IBM, AMD, ARM, Others Look to Unite CPUs, Accelerators

The group is creating the CCIX interconnect to enable faster processing of such emerging workloads like data analytics, machine learning and 5G.


IBM, ARM and Advanced Micro Devices are among the tech vendors teaming up to create a single data center interconnect fabric that will enable chips and accelerators from different vendors to communicate without the need for complex programming.

The new Cache Coherent Interconnect for Accelerators (CCIX) will make servers more efficient and better able to run such emerging data center workloads like big data analytics, machine learning, 4G and 5G wireless networking, video analytics and network-functions virtualization (NFV), according to officials with the companies involved.

Other vendors involved are Huawei Technologies, Mellanox Technologies, Qualcomm and FPGA maker Xilinx, which announced that the new product roadmap for its 16-nanomter UltraScale+ FPGAs will include offerings that include integrated High-Bandwidth Memory (HBM) and support for CCIX.

The CCIX fabric will allow the various chips, accelerators and networking silicon—from CPUs and graphics chips to field-programmable gate arrays (FPGAs)—to seamlessly move data between the systems powered by these technologies. The new workloads demand increasingly fast and efficient processing, and systems makers are turning to accelerators like FPGAs, GPUs and digital signal processors (DSPs) to work with CPUs—whether x86 chips from Intel and AMD or IBM Power processors or ARM-based systems-on-a-chip (SoCs)—to more quickly, efficiently and affordably run the applications.

A single interconnect fabric specification that enables processors that use disparate instruction set architectures to communicate will accelerate these capabilities.

"CCIX enables greater performance and connectivity capabilities over existing interconnects, and actually paves the road to the next generation CPU-accelerator-network standard interface," Gilad Shainer, vice president of marketing at Mellanox, said in a statement. "With an anticipated broad eco-system support of the CCIX standard, data centers will now be able to optimize their data usage, thereby achieving world-leading applications efficiency and scale."

Lakshmi Mandyam, director server systems and ecosystems at ARM, said in a statement that a "'one size fits all architecture' approach to data center workloads does not deliver the required performance and efficiency. CCIX enables more optimized solutions by simplifying software development and deployment of applications that benefit from specialized processing and hardware off-load, delivering higher performance and value to data center customers."

The idea of CCIX makes a lot of sense at a time when CPUs can no longer be counted on to be able to accelerate the performance of applications on their own, according to Karl Freund, a senior analyst with Moor Insights and Strategy.

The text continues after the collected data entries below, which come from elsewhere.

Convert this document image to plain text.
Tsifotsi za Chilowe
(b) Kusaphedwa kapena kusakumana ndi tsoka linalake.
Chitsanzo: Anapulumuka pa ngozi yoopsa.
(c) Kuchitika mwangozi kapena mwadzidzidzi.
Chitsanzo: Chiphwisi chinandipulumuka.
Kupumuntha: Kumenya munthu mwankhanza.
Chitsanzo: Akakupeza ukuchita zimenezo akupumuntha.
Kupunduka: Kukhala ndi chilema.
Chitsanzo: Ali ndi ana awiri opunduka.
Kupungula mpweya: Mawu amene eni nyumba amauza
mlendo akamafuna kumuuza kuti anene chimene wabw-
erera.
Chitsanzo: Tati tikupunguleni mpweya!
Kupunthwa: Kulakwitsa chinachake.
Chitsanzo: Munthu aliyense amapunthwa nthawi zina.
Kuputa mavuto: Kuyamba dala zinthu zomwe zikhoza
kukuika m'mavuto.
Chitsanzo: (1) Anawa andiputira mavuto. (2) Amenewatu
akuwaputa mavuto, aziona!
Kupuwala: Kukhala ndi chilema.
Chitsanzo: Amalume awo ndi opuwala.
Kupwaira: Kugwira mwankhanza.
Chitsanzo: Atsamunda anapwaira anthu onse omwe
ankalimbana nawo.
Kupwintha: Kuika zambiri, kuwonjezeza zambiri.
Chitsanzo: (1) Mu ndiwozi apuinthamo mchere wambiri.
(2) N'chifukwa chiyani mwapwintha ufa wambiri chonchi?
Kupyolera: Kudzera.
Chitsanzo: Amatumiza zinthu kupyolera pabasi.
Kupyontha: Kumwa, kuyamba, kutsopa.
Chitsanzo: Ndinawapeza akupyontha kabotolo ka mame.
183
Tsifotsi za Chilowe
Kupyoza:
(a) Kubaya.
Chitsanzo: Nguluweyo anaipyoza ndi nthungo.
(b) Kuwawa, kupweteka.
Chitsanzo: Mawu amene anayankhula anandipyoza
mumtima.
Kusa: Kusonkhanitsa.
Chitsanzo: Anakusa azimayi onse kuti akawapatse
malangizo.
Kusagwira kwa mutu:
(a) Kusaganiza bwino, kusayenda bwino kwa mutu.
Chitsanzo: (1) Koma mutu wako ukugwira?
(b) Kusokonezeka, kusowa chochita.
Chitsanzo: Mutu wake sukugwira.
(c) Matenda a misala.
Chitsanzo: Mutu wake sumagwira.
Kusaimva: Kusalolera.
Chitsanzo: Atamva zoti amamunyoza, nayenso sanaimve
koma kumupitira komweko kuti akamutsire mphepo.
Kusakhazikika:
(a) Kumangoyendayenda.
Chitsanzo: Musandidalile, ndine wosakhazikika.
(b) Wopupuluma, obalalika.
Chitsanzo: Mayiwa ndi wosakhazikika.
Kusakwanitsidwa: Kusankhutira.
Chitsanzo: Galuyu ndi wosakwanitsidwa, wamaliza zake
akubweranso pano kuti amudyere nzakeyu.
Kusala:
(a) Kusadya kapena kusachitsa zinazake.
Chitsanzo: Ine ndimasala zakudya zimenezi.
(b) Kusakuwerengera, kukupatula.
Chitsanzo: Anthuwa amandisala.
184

"This will be no small task," Freund wrote in a column in Forbes. "It is hard enough to build a cache coherent interface between two or four homogeneous chips like CPUs. Building one that allows devices to share data across disparate implementations of CPUs, FPGAs, GPUs and network chips will be a monumental challenge. However the potential benefits could be tremendous if they can pull this off, providing plug-and-play compute and network acceleration for whatever processor you choose, while providing much better performance than is available today using the PCIe interconnect upon which today's system depend."

PCIe has been around for more than a decade, but was not made to address the high-bandwidth, low-latency demands needed for communications between CPUs, he wrote. What's needed is a bus or fabric with shared high-speed memory where the CPU and accelerators "all behave as first class citizens."

Vendors already have done work to improve communications between CPUs and accelerators. Intel last year bought FPGA maker Altera for $16.7 billion and is expected to create an architecture to enable that. In addition, IBM is using its Cache-Coherent Accelerator Processor Interconnect (CAPI) technology to improve connectivity between its Power8 chips and Xilinx's FPGAs, while Nvidia's NVLink is used to improve connectivity performance between IBM's Power architecture and its own GPUs.

However, the problem is that technologies like CAPI and what Intel is working on are vendor-specific, according to Freund. What's needed is a more collaborative approach.

"IBM OpenPOWER, Advanced Micro Devices x86, ARM partners AMD, Qualcomm and Huawei could each go it alone, or they can join forces," he wrote. "To not collaborate would cede a substantial advantage to Intel and risk fragmentation that the industry would not accept."